Kadima demonstrated that if a movement has the courage to present a peace plan (or an idea for one) to the Israeli public, it will find a decent spread of support. But it also showed what happens when parties don’t follow through on their promises. What made the Kadima project so essential between 2005 and 2009, and so successful, was that it had a clear mandate. Kadima was entrusted to follow up on the withdrawal from Gush Katif, with the support of former Labor MKs like Shimon Peres, and either carry out additional acts of disengagement in the West Bank or secure a final status agreement with the Palestinians. When it stumbled – the peace process broke down; they presided over wars in Lebanon and Gaza; Kadima rejected opportunities to lead a government in 2009; Livni failed to articulate a vision for peace (or anything else) in opposition – Kadima soon withered away and became a shrivelled rump of a faction. In January 2013, Kadima only just won two seats, and currently sits in opposition.

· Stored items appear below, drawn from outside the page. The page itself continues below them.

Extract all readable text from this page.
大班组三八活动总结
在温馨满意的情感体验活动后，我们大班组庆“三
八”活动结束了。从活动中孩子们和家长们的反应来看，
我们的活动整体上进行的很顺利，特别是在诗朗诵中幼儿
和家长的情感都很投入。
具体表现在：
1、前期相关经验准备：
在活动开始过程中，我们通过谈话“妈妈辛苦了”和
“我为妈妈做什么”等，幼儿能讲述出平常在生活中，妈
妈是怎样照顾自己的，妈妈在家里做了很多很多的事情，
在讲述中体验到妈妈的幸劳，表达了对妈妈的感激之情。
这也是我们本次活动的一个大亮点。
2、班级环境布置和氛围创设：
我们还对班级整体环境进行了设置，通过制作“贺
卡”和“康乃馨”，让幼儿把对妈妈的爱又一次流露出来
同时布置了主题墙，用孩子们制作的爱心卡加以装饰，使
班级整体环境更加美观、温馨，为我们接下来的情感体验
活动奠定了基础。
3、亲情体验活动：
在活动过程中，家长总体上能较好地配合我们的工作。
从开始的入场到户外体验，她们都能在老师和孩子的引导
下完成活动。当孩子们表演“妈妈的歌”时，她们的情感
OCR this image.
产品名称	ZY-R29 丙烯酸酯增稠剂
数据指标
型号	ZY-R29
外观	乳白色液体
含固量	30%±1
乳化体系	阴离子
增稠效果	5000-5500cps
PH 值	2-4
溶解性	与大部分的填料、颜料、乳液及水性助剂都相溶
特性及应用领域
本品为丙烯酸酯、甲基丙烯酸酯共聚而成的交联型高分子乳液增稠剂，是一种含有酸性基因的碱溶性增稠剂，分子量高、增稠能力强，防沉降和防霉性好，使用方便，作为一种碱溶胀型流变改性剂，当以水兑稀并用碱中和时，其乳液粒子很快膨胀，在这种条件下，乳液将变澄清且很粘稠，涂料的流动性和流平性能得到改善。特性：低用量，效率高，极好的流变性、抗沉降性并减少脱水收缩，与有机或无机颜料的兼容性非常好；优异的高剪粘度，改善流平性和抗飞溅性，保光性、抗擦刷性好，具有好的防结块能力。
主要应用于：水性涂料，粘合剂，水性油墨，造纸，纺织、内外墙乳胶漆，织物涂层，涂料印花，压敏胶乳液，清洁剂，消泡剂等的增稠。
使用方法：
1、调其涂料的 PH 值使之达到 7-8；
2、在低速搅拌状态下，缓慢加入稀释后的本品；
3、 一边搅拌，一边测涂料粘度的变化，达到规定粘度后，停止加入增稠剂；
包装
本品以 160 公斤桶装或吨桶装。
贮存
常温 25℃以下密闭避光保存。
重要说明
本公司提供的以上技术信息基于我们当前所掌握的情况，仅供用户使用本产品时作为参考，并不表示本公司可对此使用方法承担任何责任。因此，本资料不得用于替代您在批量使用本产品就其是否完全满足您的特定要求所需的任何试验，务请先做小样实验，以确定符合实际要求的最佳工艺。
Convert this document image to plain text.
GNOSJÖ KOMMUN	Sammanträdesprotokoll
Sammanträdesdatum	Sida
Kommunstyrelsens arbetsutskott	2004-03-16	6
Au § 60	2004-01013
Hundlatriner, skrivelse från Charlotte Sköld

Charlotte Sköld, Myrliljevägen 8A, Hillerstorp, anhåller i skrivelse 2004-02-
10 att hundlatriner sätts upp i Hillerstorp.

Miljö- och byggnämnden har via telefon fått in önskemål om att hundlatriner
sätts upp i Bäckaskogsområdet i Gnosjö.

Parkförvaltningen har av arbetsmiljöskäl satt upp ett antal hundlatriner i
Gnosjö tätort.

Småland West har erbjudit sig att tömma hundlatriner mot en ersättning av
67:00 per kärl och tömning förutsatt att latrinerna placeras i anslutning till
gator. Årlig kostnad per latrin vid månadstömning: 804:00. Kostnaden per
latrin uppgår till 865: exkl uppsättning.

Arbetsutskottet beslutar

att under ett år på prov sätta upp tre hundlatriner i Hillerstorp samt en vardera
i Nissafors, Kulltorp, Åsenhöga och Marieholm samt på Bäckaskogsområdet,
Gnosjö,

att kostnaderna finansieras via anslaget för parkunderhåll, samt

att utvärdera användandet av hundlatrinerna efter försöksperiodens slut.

With this in mind, John Kerry’s recent attempts to coax Israelis and Palestinians back to the negotiating table are more of an opportunity for Netanyahu than he might think. In the event that talks resume and it looks like something tangible might come out of them – a final status agreement, a pathway towards said concord, or at the very least some kind of document which sets out borders, leaving Jerusalem and the refugees until later – then Netanyahu not only has the opportunity to do something for his nation but in the process help drive the rejectionist, Danonist wing into obscurity. Far from putting Netanyahu in an awkward place, these talks present the chance for Netanyahu to clarify his position.
If Netanyahu produces an agreement this year or next, however big or small in scope and range, he should use it as an opportunity to break away from the Likud, to throw away the rejectionists and form a new faction committed to implementing it and engaging in further discussions, one which can form alliances across the political divide. “Netanyahu has declared that he is aware that there will be a painful evacuation of a number of settlements. I think that the Israeli public supports such a move,” Ya’akov Peri of Yesh Atid told Ha’aretz. “He may not have massive support in the cabinet, but the prime minister knows, as does everyone, that he has a majority in the Knesset.”
Breaking away from the Likud and forming a new faction – Ahrayaut Leumit, let’s call it – would further help push the annexationists into irrelevancy by making clearer the fundamental schism over the diplomatic issue. On the one side are those who support the two-state solution, the survival of Zionist achievements, and the continuation of Israel as a Jewish and democratic state. On the other are people who essentially reject this vision, who are in favour of making the Jewish state extinct and having Israel ostracised and isolated within the international community by illegally annexing large parts of Palestinian territory, inhabited by a people who want Israeli rule not.
This split is quite stark – Netanyahu would be wise to help make the distinction.